Spending and Utilization Indicators in the New Jersey Medicaid ACO Demonstration Project.

Derek DeLia, Rizie Kumar, Jose Nova, Kristen Lloyd, David Goldin

Publish Year : 2018

This report provides a first assessment of spending and utilization indicators related to the New Jersey Medicaid Accountable Care Organization (ACO) Demonstration Project (NJ P.L. 2011, c.114). It documents quarterly trends in total costs of care (TCOC), emergency department visits, total inpatient admissions, preventable admissions, readmissions, and post-discharge follow-up visits during the pre-Demonstration period (2012-Q1 through 2015-Q2) and the first year of the Demonstration (2015-Q3 through 2016-Q2). As described below and in other reports, Demonstration Year 1 was predominantly a transitional year, as the ACOs were just beginning to receive data feeds from the state and were contending with an uncertain funding landscape. Thus, the information in this report reflects mostly baseline conditions that the ACOs did not expect to alter in a significant way in Year 1. Moreover, this report is part of a sequence of evaluation documents and should not be viewed in isolation from the rest of the sequence.
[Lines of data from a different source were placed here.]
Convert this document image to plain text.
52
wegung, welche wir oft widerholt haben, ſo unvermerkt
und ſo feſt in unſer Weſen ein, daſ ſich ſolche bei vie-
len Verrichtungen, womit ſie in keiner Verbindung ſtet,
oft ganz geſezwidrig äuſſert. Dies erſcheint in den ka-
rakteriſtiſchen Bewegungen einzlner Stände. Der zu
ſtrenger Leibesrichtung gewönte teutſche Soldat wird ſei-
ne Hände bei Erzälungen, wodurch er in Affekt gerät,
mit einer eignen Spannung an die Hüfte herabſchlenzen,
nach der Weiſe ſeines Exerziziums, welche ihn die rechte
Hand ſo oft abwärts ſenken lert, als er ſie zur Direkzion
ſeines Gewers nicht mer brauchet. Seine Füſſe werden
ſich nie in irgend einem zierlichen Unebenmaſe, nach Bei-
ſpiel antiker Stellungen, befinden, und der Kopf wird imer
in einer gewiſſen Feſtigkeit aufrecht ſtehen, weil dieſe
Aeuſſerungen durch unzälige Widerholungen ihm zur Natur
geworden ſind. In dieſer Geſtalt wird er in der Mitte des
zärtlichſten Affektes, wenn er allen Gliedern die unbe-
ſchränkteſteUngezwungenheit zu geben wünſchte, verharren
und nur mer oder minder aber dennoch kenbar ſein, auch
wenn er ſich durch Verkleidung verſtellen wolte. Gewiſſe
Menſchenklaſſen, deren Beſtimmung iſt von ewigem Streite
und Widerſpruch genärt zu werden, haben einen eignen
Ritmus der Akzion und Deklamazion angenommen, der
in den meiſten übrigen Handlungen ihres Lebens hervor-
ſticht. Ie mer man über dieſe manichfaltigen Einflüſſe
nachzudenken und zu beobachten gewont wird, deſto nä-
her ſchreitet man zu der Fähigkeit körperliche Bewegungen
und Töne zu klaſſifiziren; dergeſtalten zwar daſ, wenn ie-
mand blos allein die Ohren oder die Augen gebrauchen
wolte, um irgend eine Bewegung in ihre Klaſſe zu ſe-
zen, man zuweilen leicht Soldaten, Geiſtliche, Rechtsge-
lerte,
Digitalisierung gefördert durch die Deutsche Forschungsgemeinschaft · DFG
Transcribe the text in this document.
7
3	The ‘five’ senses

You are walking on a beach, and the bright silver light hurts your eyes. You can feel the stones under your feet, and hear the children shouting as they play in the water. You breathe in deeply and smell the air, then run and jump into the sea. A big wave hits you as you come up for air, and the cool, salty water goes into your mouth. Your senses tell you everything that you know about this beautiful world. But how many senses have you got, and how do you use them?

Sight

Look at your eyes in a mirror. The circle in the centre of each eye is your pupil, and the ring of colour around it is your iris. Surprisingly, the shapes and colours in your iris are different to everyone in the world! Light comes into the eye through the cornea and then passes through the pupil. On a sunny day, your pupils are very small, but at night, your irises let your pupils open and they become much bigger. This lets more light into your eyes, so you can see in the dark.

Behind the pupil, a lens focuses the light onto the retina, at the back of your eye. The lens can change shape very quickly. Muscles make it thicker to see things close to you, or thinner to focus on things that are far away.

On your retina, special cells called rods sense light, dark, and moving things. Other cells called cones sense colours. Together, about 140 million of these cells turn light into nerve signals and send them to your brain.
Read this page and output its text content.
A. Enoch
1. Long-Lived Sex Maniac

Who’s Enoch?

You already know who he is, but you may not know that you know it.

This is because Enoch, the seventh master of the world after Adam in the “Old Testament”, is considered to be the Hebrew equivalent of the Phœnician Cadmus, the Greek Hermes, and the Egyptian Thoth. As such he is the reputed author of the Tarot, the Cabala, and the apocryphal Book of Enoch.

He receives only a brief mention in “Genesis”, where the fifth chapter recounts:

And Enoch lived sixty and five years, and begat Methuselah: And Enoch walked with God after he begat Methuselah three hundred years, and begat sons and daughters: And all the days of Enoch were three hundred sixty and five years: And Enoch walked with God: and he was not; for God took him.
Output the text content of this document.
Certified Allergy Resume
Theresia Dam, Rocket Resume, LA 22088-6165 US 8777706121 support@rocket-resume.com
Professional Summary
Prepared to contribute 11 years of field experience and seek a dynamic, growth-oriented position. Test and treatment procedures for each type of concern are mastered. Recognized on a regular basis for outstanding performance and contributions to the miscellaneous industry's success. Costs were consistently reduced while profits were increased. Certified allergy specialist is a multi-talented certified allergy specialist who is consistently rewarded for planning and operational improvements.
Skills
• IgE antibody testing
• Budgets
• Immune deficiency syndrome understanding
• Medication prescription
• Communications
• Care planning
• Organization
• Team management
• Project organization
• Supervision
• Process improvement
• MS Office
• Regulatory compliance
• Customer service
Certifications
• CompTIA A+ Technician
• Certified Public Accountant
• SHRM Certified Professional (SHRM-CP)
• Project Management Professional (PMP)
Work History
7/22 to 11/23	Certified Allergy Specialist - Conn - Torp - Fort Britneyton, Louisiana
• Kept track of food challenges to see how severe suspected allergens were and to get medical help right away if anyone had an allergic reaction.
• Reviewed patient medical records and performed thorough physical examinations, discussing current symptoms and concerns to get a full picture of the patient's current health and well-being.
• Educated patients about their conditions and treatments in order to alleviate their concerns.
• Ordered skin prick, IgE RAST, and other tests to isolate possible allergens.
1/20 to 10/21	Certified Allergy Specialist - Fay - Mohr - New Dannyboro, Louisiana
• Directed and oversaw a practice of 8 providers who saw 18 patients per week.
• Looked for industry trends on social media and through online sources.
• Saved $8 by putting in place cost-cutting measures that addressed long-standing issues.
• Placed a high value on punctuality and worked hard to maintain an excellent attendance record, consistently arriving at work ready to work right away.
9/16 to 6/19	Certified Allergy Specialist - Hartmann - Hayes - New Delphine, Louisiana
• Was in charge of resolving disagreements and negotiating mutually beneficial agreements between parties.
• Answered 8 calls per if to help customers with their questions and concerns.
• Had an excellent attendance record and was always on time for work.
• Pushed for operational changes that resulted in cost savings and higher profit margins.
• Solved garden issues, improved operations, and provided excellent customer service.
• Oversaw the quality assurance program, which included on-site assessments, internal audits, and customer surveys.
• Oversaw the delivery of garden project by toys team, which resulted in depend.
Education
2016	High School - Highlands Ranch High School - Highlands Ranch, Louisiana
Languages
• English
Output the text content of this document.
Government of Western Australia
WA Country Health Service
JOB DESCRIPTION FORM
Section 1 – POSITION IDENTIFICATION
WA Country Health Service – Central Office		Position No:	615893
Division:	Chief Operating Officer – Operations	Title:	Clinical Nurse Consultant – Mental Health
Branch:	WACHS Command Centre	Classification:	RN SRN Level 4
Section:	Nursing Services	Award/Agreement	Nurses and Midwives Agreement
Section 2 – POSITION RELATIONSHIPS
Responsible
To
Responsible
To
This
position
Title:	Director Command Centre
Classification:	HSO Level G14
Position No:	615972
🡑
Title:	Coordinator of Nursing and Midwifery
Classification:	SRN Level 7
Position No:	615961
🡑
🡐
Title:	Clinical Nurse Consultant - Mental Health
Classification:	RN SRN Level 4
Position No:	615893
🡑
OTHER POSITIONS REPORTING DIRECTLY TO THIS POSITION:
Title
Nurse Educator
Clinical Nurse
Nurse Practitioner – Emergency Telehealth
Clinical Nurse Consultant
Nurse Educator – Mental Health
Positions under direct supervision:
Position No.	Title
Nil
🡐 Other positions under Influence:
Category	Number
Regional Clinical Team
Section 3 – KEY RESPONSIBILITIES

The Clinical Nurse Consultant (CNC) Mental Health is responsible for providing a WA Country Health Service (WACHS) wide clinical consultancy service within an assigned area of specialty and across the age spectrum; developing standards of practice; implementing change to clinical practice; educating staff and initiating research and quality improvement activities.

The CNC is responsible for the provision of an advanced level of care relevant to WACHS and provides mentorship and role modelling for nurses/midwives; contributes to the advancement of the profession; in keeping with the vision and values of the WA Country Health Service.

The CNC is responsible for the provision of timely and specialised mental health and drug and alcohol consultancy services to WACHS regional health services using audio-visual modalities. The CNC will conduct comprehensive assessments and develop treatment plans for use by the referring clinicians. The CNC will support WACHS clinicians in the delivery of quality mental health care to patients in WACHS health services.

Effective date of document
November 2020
Overall, trends in the spending and utilization indicators among the three certified ACOs moved roughly in line with trends in a statistically similar comparison group. The analysis provides some additional detail about Camden residents who were members of United and Horizon health plans, which had executed shared savings arrangements with the Camden ACO. Among Camden’s United members, there was an apparent decrease in total inpatient admissions and preventable admissions around the time of the execution of the shared savings arrangement (which occurred before the start of the statewide Demonstration). Among Camden’s Horizon members, there was a shallow decline in readmissions, which took place throughout the study period and not coincident with the timing of the shared savings arrangement. These observed trends, however, are statistically “noisy” with no consistent indication of statistical significance.